The American Society of Magazine Editors (ASME) has released the list of finalists for the 2012 National Magazine Awards, and Condé Nast led the pack, racking up a total of 24 nominations. Hearst followed with 10 nods while Time Inc. came in third place with seven.
Not surprisingly, The New Yorker and New York magazine are each front-runners again among individual titles, with six nominations each.
The New Yorker received two nominations in the reporting category.
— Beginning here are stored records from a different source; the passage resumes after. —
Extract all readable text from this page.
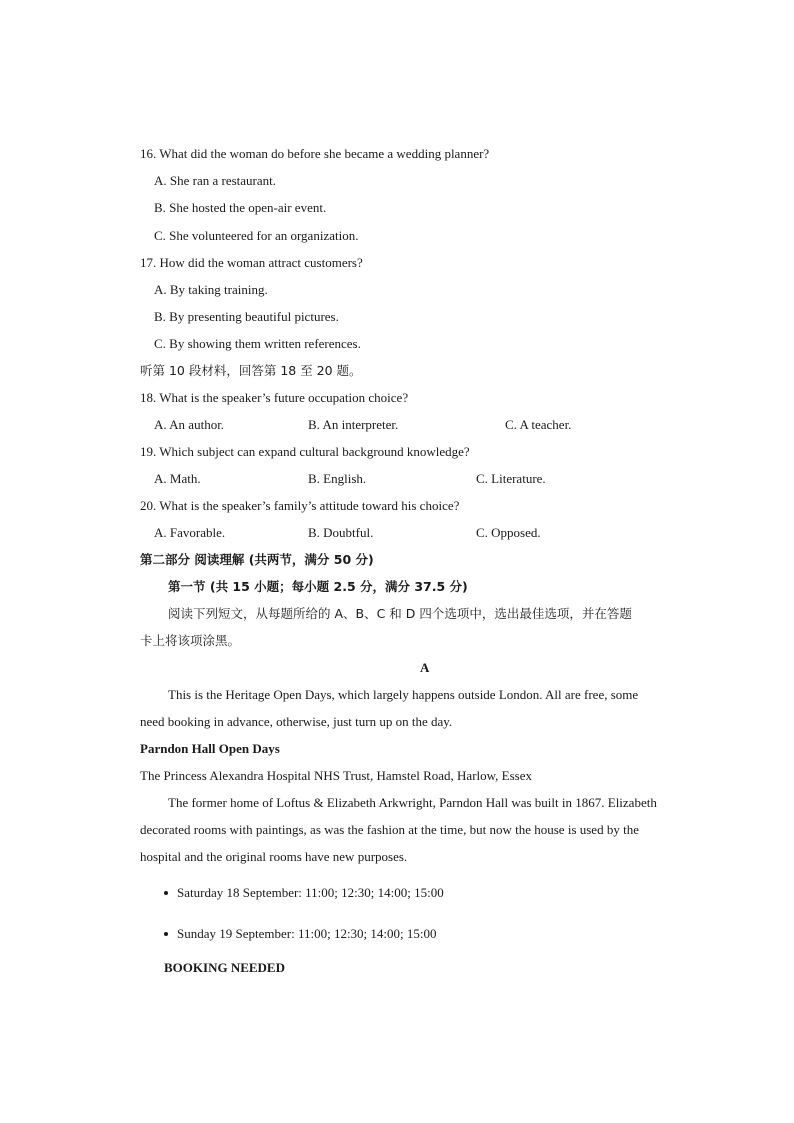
16. What did the woman do before she became a wedding planner?
A. She ran a restaurant.
B. She hosted the open-air event.
C. She volunteered for an organization.
17. How did the woman attract customers?
A. By taking training.
B. By presenting beautiful pictures.
C. By showing them written references.
听第 10 段材料，回答第 18 至 20 题。
18. What is the speaker’s future occupation choice?
A. An author.	B. An interpreter.	C. A teacher.
19. Which subject can expand cultural background knowledge?
A. Math.	B. English.	C. Literature.
20. What is the speaker’s family’s attitude toward his choice?
A. Favorable.	B. Doubtful.	C. Opposed.
第二部分 阅读理解 (共两节，满分 50 分)
第一节 (共 15 小题；每小题 2.5 分，满分 37.5 分)
阅读下列短文，从每题所给的 A、B、C 和 D 四个选项中，选出最佳选项，并在答题
卡上将该项涂黑。
A
This is the Heritage Open Days, which largely happens outside London. All are free, some
need booking in advance, otherwise, just turn up on the day.
Parndon Hall Open Days
The Princess Alexandra Hospital NHS Trust, Hamstel Road, Harlow, Essex
The former home of Loftus & Elizabeth Arkwright, Parndon Hall was built in 1867. Elizabeth
decorated rooms with paintings, as was the fashion at the time, but now the house is used by the
hospital and the original rooms have new purposes.
Saturday 18 September: 11:00; 12:30; 14:00; 15:00
Sunday 19 September: 11:00; 12:30; 14:00; 15:00
BOOKING NEEDED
One was for "Getting bin Laden," a play-by-play by Nicholas Schmidle of the Navy SEALS raid that led to the death of the al Qaeda leader and which was criticized for failing to disclose that the reporter didn't speak directly to the SEALS. The New Yorker also nominated for its massive and widely praised "The Apostate" by Lawrence Wright on filmmaker Paul Haggis' struggle with the Church of Scientology.
In what will likely be seen as a fitting tribute to the famed writer and critic, Vanity Fair was nominated for columns by Christopher Hitchens, who died in December.
Some of the awards categories were shaken up last year to reduce the chance of incongruent magazines competing with each other, but the new definitions have created their own mismatches. This year, under the header of Which One of These Doesn't Fit With the Others, Vice was nominated for print general excellence among general interest magazines, along with The New Yorker, New York, Bloomberg Businessweek and GQ.
Twenty-six other magazines received multiple nods, including GQ, with five; and Wired, which had four. Three first-time Ellies finalists made it onto the list, all nominated for General Excellence awards in their categories: Vice (general interest), Country Living (lifestyle) and The Fader (active and special interest).
Finalists for the Ellies’ top honor, Magazine of the Year, will be announced April 5. At the awards ceremony, which will take place May 3, ASME will also induct Time Inc. Sports Group and Sports Illustrated editor Terry McDonell into the Magazine Editors’ Hall of Fame.
To avoid a repeat of last year's uncomfortably long awards presentation, there won't be multiple celebrity presenters at this year's event; NBC newsman and funnyman Brian Williams will host the awards.